When most people think of sustainability and recycling materials, they think of green buildings and infrastructure projects. However, agriculture has a long history of sustainability and there are number of IRC materials that can be reused in agricultural practices to improve crop growth and yield. IRC materials that are high in calcium carbonate can be used as a substitute for agricultural lime or limestone to raise the pH of acidic soil. Some of these materials also contain beneficial minerals such as phosphorus and potassium, which decrease the need for fertilizer. Some materials from the pulp and paper industry are high in organic content, and can be surface applied as a substitute for compost, while granular materials from the foundry industry can be used as a soil conditioner. When considering the volumes of material used in agricultural operations, the use of IRC materials has the potential to be a very cost effective approach to improving crop yield through sustainable practices.
IRC Materials in Agricultural Land Applications
Several IRC materials have traditionally been used in agriculture as a substitute for limestone. Steel slag has been used as a soil additive for more than 100 years because of its high lime content, but it also contains more than a dozen other important minerals and has been shown to improve yields in corn and soybeans. Similarly, lime mud is high calcium carbonate content byproduct from the pulp and paper industry. Besides acting as a lime substitute, lime mud contains the important mineral phosphorus. Flue gas desulphurization (FGD) material is a byproduct of the power industry, and is essentially high purity calcium sulfate or gypsum. FGD material does not modify the soil pH, but still provides a valuable source of calcium for crops such as peanuts and tomatoes. It can also be used in sodic soils where crusting is an issue because it is more water soluble than limestone and spreads throughout the soil. In addition, FGD is an effective source for agricultural sulfur.

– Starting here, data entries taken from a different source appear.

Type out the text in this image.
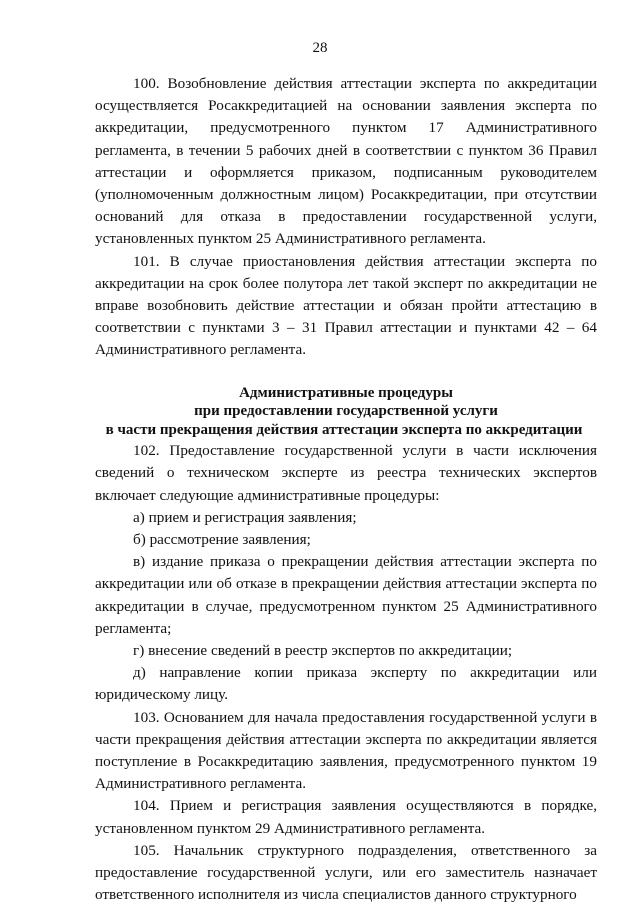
28

100. Возобновление действия аттестации эксперта по аккредитации осуществляется Росаккредитацией на основании заявления эксперта по аккредитации, предусмотренного пунктом 17 Административного регламента, в течении 5 рабочих дней в соответствии с пунктом 36 Правил аттестации и оформляется приказом, подписанным руководителем (уполномоченным должностным лицом) Росаккредитации, при отсутствии оснований для отказа в предоставлении государственной услуги, установленных пунктом 25 Административного регламента.

101. В случае приостановления действия аттестации эксперта по аккредитации на срок более полутора лет такой эксперт по аккредитации не вправе возобновить действие аттестации и обязан пройти аттестацию в соответствии с пунктами 3 – 31 Правил аттестации и пунктами 42 – 64 Административного регламента.

Административные процедуры
при предоставлении государственной услуги
в части прекращения действия аттестации эксперта по аккредитации

102. Предоставление государственной услуги в части исключения сведений о техническом эксперте из реестра технических экспертов включает следующие административные процедуры:

а) прием и регистрация заявления;

б) рассмотрение заявления;

в) издание приказа о прекращении действия аттестации эксперта по аккредитации или об отказе в прекращении действия аттестации эксперта по аккредитации в случае, предусмотренном пунктом 25 Административного регламента;

г) внесение сведений в реестр экспертов по аккредитации;

д) направление копии приказа эксперту по аккредитации или юридическому лицу.

103. Основанием для начала предоставления государственной услуги в части прекращения действия аттестации эксперта по аккредитации является поступление в Росаккредитацию заявления, предусмотренного пунктом 19 Административного регламента.

104. Прием и регистрация заявления осуществляются в порядке, установленном пунктом 29 Административного регламента.

105. Начальник структурного подразделения, ответственного за предоставление государственной услуги, или его заместитель назначает ответственного исполнителя из числа специалистов данного структурного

Another important byproduct from the pulp and paper industry is waste water treatment plant (WWTP) residuals, which is a mostly clay and wood fiber material formed during filtration of the process water. When mixed with soil, the WWTP residuals provide organic material as well as improve the moisture retention properties of the soil. When applied to the soil surface, the WWTP residuals act like compost, blocking weed growth and reducing evaporative water loss. For clayey or organic soils, foundry sands have been successfully been used to modify the soil properties, improving drainage.
FGD gypsum from power plants is used
in many parts of the country to enrish soils.
The benefit of using IRC materials in agricultural applications is improved crop growth and yield while reducing the need to purchase limestone and fertilizer, which provides cost savings. In addition, valuable IRC materials are used in a beneficial manner instead of being sent to a landfill, saving landfill space for true waste materials.